There are usually two modes for bottom-up approaches, the most widespread one is data dependent acquisition (DDA), where selected peptide precursors following chromatographic separation are fragmented by MS/MS (Link et al., 1999). Another mode is data-independent acquisition (DIA), where all ions within a selected m/z range are fragmented and analyzed in tandem MS. DIA is an alternative to DDA where a fixed number of precursor ions are selected and analyzed by tandem MS.
In wet-lab procedures for protein identification based on the most used DDA mode, a sample undergoes by enzymatic digestion. Then liquid chromatography and tandem mass spectrometry (LC-MS/MS) are used for analyzing the resultant peptides. This bottom-up approach attempts to reconstruct the original protein sample based on identified peptides, since they can be surrogates for their parent proteins. In order to analyze the dataset, we should have a protein sequence database that contains all target proteins. Each MS/MS scan is used to identify a peptide-spectrum match from it; finally, these peptides are searched against the database to identify the proteins.
For tandem mass spectra in DDA mode, there are roughly four ways to interpret the dataset and identify the fragmentation of proteins: sequence database searching (Cottrell & London, 1999), spectral library searching (Yates et.al, 1998), database-independent approach (de novo sequencing, Ma et.al, 2003), and the hybrid interpretation algorithms (Mann & Wilm, 1994). This method is also called peptide fragment fingerprinting (PFF).

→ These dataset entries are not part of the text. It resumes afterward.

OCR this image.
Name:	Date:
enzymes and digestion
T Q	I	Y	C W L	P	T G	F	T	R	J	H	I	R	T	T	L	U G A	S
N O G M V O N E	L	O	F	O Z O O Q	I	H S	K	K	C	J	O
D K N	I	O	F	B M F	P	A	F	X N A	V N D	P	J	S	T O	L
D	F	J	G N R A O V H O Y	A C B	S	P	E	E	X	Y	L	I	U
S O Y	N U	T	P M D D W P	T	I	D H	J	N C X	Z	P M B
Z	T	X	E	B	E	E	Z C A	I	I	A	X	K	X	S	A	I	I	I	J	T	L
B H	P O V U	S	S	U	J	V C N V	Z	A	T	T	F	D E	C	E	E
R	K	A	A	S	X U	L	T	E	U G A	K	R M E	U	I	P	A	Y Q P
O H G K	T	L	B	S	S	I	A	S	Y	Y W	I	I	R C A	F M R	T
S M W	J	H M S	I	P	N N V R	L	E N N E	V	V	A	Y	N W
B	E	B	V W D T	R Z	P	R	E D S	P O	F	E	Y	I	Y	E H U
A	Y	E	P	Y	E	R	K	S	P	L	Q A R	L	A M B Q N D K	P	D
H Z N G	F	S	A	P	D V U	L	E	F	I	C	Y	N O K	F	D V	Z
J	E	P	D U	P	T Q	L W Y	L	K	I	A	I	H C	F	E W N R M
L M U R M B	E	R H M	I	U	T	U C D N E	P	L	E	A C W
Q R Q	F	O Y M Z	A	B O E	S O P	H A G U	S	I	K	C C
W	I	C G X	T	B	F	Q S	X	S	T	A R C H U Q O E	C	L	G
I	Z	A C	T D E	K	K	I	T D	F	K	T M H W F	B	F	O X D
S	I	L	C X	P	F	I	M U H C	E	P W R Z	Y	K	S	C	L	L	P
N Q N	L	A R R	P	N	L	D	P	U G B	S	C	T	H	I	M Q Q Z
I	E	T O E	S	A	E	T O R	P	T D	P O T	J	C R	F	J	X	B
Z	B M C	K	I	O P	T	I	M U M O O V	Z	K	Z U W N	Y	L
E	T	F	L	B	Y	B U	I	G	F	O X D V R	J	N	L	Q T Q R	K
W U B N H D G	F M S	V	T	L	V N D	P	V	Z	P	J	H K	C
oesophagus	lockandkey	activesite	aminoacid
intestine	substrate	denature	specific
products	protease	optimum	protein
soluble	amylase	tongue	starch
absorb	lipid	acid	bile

Certain challenges will arise when the above enzymatic digestion LC-MS/MS work flow is applied to complex protein samples, such as plasma or a whole-cell lysate. For example, after digestion a sample of proteins can produce a multitude of peptides, including expected, missed cleavages, and PTMs. This will lead to a peptide under-sampling problem. Even with thorough sample preparation and chromatographic separation, the introductions of peptides into the mass spectrometer are still faster than their isolations and fragmentations. Therefore, the majority of peptides in the sample are often left unanalyzed. Even in another alternative DIA mode, such as selected reaction monitoring (SRM, Anderson & Hunter, 2006) or accurate mass and time tags (ATM, Smith, 2002), under-sampling is unlikely eliminated completely.
To avoid the above problems, advances in LC and MS technologies make it possible to identify peptides solely on their MS masses and retention time (RT) without MS/MS. These advances require instrumentation capable of high-accuracy measurements, LC systems with sufficient RT precision, as well as precise prediction algorithms for relative RT (Krokhin et al., 2004). This technique is analogous to traditional peptide mass fingerprinting (PMF), which has long been used to identify proteins separated by gel-electrophoresis (Shevchenko et.al, 1996). However, due to the lack of specificity with a low-accuracy dataset in peptide identification, PMF has been limited to low complexity samples. The reason for the limitation is that each mass used for fingerprinting can typically be assigned to several peptides from different proteins. Therefore, in a complex sample, it becomes impossible to infer potential presented proteins.